Holmes was convicted in January of defrauding investors through fraudulent claims about the accuracy of Theranos' blood testing devices, and is facing up to 20 years in prison. However, she requested a new trial in September after one witness reportedly told Holmes his testimony had been twisted by prosecutors to make her actions at Theranos look worse than they were.
The witness, Adam Rosendorff, was the former lab director of Theranos, and following his testimony against Holmes, he allegedly "felt guilty to the point where he had difficulty sleeping," The Wall Street Journal reported. Following this revelation, Holmes' lawyers argued that Rosendorff's conversation with Holmes provided enough evidence for her to get a new trial.
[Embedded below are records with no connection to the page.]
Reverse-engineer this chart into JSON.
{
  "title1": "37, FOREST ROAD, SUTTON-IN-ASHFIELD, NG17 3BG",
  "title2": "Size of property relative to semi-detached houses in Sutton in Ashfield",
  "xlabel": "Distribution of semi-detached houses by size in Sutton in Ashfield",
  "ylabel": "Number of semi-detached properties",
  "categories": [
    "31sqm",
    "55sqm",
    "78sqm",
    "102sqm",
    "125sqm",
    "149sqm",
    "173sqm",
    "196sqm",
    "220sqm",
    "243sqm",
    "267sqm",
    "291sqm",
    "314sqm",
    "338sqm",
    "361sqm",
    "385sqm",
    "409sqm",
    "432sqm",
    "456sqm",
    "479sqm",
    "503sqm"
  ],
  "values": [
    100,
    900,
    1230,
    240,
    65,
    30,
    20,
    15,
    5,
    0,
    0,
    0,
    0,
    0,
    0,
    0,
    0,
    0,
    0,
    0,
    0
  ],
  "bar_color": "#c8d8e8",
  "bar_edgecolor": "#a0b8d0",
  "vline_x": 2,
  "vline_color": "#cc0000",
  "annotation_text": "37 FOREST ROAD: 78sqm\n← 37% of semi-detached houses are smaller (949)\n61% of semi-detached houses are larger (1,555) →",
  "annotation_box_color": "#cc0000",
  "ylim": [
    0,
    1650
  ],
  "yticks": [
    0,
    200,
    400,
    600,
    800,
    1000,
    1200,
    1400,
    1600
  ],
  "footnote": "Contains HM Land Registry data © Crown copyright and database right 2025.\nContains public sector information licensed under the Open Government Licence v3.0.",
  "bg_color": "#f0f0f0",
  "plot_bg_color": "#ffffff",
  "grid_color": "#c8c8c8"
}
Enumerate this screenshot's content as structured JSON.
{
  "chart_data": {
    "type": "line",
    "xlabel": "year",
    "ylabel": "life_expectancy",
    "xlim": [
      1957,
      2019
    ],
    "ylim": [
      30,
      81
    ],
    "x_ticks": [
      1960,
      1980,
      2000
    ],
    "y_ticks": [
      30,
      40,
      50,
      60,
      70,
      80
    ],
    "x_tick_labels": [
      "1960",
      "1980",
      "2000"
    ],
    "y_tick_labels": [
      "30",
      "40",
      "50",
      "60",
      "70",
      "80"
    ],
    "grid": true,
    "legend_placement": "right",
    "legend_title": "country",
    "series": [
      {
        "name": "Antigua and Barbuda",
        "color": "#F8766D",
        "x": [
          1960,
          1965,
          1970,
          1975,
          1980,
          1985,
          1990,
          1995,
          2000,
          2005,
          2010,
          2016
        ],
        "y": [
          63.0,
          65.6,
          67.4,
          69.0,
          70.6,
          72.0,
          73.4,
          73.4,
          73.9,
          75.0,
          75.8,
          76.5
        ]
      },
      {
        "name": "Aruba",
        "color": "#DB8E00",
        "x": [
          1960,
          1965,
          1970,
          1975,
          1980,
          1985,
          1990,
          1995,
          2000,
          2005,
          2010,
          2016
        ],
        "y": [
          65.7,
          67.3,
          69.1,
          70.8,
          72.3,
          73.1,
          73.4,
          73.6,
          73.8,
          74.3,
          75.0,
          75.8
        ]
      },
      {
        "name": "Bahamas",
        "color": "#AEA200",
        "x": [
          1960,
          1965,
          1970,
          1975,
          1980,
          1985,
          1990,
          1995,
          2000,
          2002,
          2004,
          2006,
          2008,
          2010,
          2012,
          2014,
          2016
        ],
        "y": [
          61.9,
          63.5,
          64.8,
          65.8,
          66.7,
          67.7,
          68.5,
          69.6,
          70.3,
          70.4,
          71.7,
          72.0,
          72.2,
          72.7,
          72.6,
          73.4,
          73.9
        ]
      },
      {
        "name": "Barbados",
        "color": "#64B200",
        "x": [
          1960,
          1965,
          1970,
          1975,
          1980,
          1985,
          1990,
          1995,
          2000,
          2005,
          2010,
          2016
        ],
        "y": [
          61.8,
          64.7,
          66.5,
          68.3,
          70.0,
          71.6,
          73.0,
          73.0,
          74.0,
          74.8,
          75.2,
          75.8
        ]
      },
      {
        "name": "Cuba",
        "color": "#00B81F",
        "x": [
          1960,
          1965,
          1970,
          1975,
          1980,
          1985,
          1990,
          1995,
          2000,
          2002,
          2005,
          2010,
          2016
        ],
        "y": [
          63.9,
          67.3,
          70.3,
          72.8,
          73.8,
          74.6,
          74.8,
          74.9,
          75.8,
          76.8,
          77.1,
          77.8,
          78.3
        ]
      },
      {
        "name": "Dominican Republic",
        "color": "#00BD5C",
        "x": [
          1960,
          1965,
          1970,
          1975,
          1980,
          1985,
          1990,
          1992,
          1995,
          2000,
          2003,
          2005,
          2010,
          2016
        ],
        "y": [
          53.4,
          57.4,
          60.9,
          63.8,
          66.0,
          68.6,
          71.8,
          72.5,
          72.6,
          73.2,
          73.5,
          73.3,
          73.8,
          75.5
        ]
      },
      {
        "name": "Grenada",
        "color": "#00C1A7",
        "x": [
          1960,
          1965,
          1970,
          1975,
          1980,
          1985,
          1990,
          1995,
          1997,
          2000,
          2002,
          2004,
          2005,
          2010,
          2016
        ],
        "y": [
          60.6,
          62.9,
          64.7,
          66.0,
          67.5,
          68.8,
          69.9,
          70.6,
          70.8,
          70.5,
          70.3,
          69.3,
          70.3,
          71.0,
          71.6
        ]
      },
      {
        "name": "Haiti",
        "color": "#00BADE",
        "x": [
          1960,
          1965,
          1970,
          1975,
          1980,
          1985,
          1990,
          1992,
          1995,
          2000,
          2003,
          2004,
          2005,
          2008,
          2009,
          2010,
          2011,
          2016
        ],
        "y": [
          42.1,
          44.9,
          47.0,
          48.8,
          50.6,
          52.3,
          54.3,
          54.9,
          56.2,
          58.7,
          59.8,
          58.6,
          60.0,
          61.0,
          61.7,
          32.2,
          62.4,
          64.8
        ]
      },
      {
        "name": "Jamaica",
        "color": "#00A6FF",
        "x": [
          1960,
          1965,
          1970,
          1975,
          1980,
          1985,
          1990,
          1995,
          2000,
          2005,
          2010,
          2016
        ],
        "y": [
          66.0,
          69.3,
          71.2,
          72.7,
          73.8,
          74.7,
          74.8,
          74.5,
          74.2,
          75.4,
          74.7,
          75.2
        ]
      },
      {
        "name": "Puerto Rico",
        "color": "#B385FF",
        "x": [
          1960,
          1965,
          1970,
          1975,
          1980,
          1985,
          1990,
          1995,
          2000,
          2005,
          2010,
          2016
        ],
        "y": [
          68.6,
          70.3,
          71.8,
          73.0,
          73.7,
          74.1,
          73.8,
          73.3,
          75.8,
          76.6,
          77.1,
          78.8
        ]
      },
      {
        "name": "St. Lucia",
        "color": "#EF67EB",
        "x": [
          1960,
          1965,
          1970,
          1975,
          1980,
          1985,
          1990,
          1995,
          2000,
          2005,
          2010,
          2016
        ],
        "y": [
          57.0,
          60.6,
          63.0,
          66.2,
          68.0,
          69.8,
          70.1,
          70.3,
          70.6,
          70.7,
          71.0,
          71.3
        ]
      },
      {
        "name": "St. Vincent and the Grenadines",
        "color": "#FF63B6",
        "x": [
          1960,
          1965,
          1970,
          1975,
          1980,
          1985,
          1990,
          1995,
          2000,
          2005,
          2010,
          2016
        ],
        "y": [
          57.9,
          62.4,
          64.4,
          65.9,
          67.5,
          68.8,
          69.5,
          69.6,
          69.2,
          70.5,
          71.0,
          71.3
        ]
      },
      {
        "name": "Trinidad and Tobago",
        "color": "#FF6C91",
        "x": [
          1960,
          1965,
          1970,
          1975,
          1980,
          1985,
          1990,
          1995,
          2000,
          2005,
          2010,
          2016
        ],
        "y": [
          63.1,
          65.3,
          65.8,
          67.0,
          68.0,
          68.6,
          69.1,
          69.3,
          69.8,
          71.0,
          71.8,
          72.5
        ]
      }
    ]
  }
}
Despite this, Rosendorff's lawyers shot back, claiming he didn't recall the conversation or statement with Holmes. A court filing from Rosendorff's lawyers further added that Holmes' claims of their conversation did not accurately represent how he felt about Theranos, with the Journal reporting that Rosendorff "provided a sworn statement saying he stood by his testimony in Ms. Holmes's trial and had no reason to believe the government misrepresented her conduct at Theranos."
Holmes is set to appear before a U.S. District Judge in San Jose, California, along with Rosendorff, where the court will seek to determine if his testimony during Holmes' trial was truthful.